Another hormone named antiflorigen is produced by flowering plants. The ratio between these two hormones is what causes a plant to flower or not.

In the plants leaves, another chemical named phytochrome that is necessary to react with florigen to produce flowers.

When the phytochrome within the leaves of a plant receive a duration of light that would be considered "short day light" by that exact plant, then the antiflorigen is repressed and the florigen is increased, thus causing the plant to start flowering.

If the duration of light of correct spectrum and intensity is interrupted from a "short day", anywhere within the "dark cycle", it causes the plant to again start producing antiflorigen. The ratio between the florigen and antiflorigen is altered and flowering will decrease or stop.

This switch between ratios of florigen and antiflorigen is stressful to the plant and can cause a sexual reversal from female to male or male to female.

The result in this light hormonal stress is usually seen as Hermaphrodites. The entire plant doesn't change sex, only part of it. It will be the part of the plant that has the largest response to the florigen/antiflorigen ratio alteration.

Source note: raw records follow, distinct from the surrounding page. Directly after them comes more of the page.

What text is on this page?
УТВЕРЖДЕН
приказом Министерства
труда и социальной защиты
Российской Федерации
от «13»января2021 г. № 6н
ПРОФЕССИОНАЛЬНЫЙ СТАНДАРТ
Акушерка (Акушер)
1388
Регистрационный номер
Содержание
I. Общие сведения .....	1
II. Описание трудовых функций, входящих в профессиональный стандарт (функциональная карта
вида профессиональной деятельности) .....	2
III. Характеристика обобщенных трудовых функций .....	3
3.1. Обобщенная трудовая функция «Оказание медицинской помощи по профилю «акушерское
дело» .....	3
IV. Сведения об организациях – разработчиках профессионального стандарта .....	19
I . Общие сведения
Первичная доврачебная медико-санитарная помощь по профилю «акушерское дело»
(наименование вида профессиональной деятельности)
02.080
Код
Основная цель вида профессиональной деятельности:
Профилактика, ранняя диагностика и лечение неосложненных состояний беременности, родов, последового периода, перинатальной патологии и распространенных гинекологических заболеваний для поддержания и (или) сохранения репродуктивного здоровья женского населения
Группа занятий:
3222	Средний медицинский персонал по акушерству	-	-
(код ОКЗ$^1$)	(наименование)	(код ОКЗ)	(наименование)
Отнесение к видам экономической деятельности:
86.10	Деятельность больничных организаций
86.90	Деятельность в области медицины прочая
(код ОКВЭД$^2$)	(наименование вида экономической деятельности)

All flowering plants use this exact system of hormones and ratios in regard to flowering.

The amount of phytochrome within the leaves of a plant determine it's reaction to light. Some plants have more, some less. The health of the plant, nutrients and humidity all are factors that determine how much phytochrome exists.

If you take all of this information and relate it to each of your plants, you'll see that in regards to light interrupting a darkness cycle, many factors come into play.

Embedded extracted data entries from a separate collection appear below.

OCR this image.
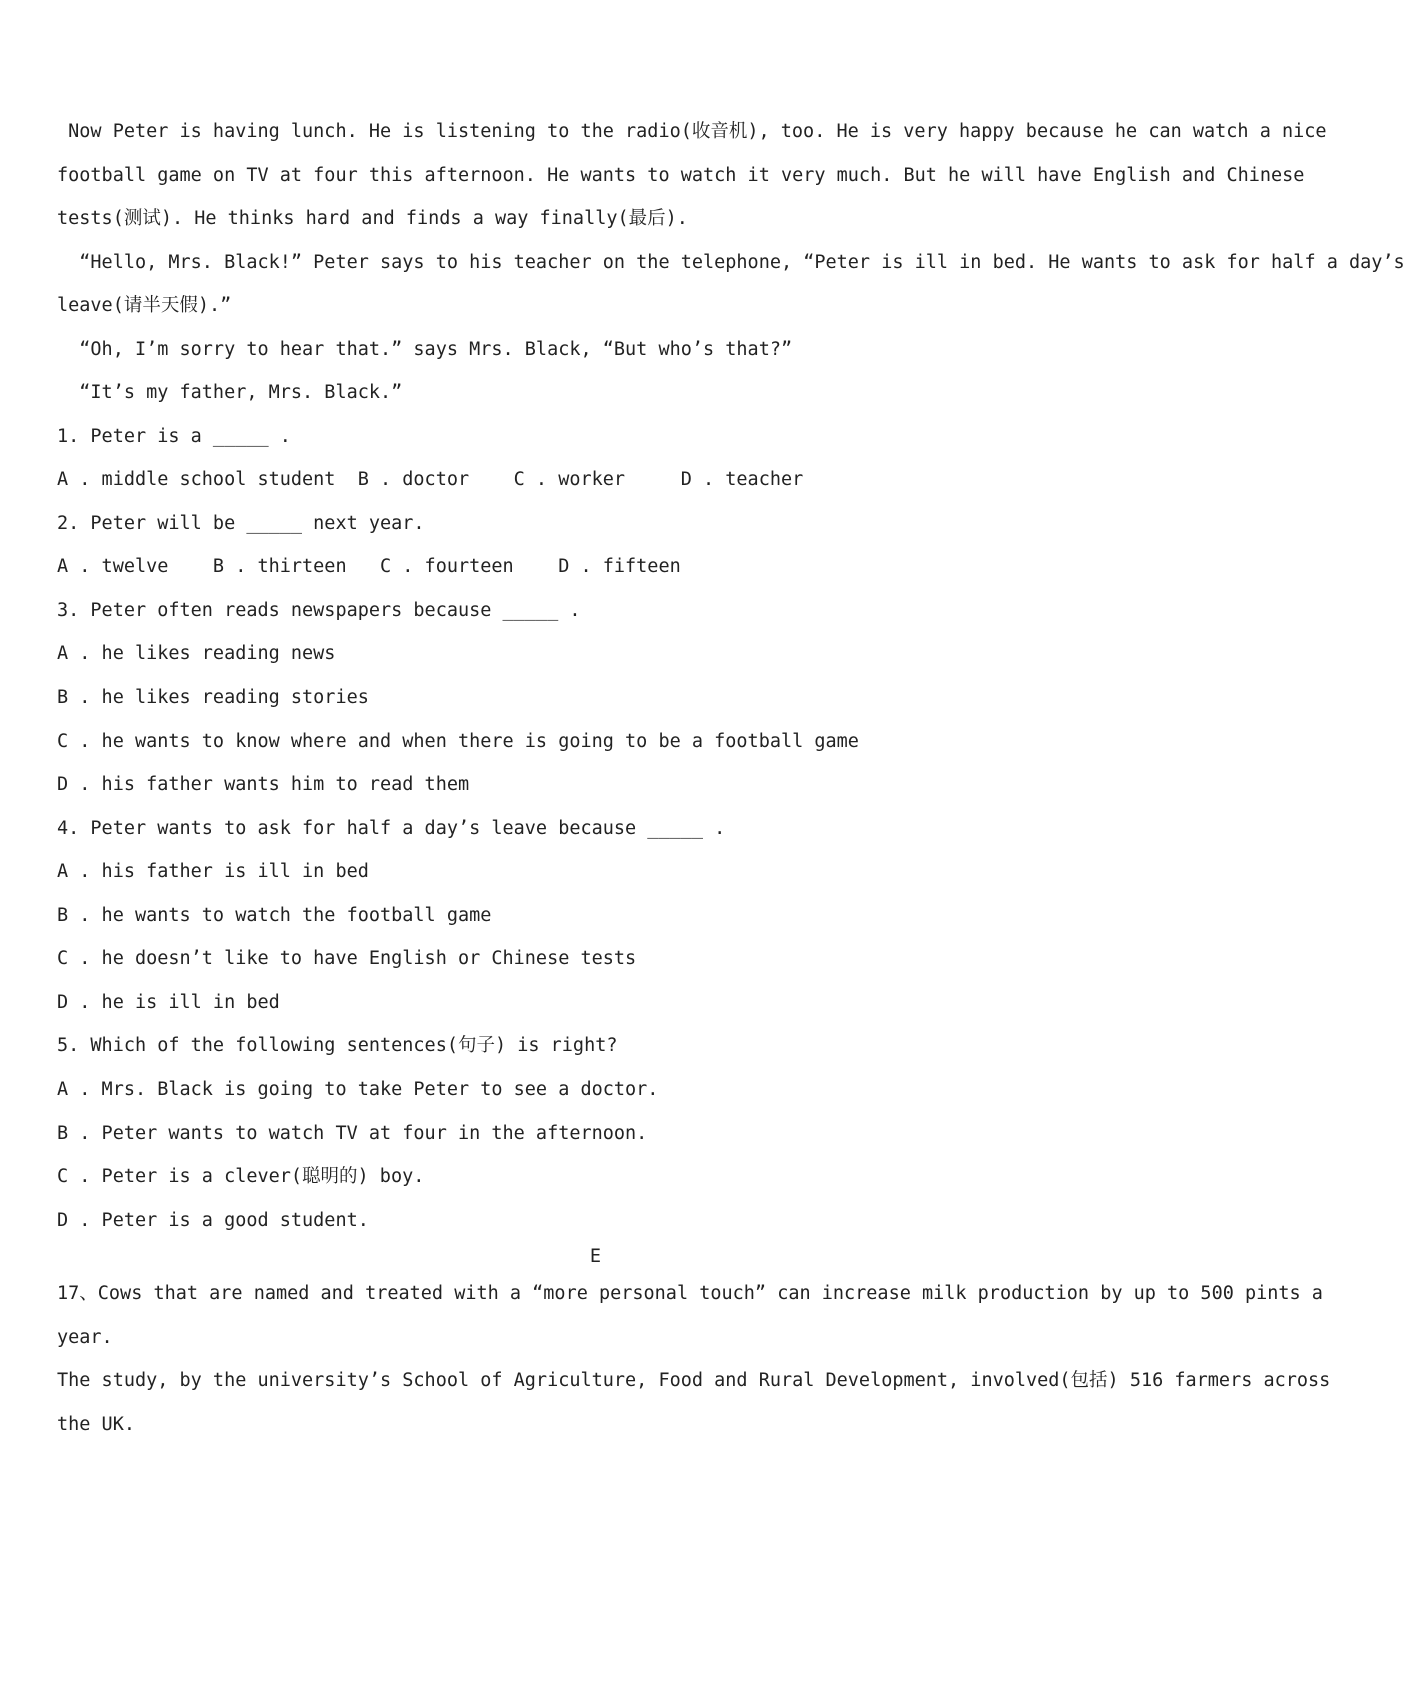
Now Peter is having lunch. He is listening to the radio(收音机), too. He is very happy because he can watch a nice
football game on TV at four this afternoon. He wants to watch it very much. But he will have English and Chinese
tests(测试). He thinks hard and finds a way finally(最后).
“Hello, Mrs. Black!” Peter says to his teacher on the telephone, “Peter is ill in bed. He wants to ask for half a day’s
leave(请半天假).”
“Oh, I’m sorry to hear that.” says Mrs. Black, “But who’s that?”
“It’s my father, Mrs. Black.”
1. Peter is a _____ .
A . middle school student  B . doctor    C . worker     D . teacher
2. Peter will be _____ next year.
A . twelve    B . thirteen   C . fourteen    D . fifteen
3. Peter often reads newspapers because _____ .
A . he likes reading news
B . he likes reading stories
C . he wants to know where and when there is going to be a football game
D . his father wants him to read them
4. Peter wants to ask for half a day’s leave because _____ .
A . his father is ill in bed
B . he wants to watch the football game
C . he doesn’t like to have English or Chinese tests
D . he is ill in bed
5. Which of the following sentences(句子) is right?
A . Mrs. Black is going to take Peter to see a doctor.
B . Peter wants to watch TV at four in the afternoon.
C . Peter is a clever(聪明的) boy.
D . Peter is a good student.
E
17、Cows that are named and treated with a “more personal touch” can increase milk production by up to 500 pints a
year.
The study, by the university’s School of Agriculture, Food and Rural Development, involved(包括) 516 farmers across
the UK.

Brief interruptions of low intensity may not be sufficient to cause the florigen/antiflorigen ratio to change enough to change the plants flowering in any visible way. It can however, cause a slowing of flower growth.

The best way to not affect this ratio of florigen/antiflorigen is to leave the flowering room completely dark for the entire darkness cycle. This makes it foolproof.

Any light of sufficient strength to be "seen" by the phytochrome receptors in the leaf will have an effect on the flowering.

I hope this information provides a better understanding of the flowering sequence of plants to all of you.

Low light levels of the green spectrum may be low enough to NOT be received by the phytochrome receptors in any appreciable amount that would cause a negative alteration of the ratio between the florigen and antiflorigen.

If you have a plant that doesn't react to low level green light, then you've found a winner in the pot growing family. Of course, it may be slowing the flowering to a degree without you noticing without another test group to observe.

Here is a very good article about this subject from Botany Online:

Photoperiodism and Stimulation of Flowering

If anyone wants to read this information again, or refer to it, I've made it a "Sticky" in this area. You'll see it at the top of the menu of posts.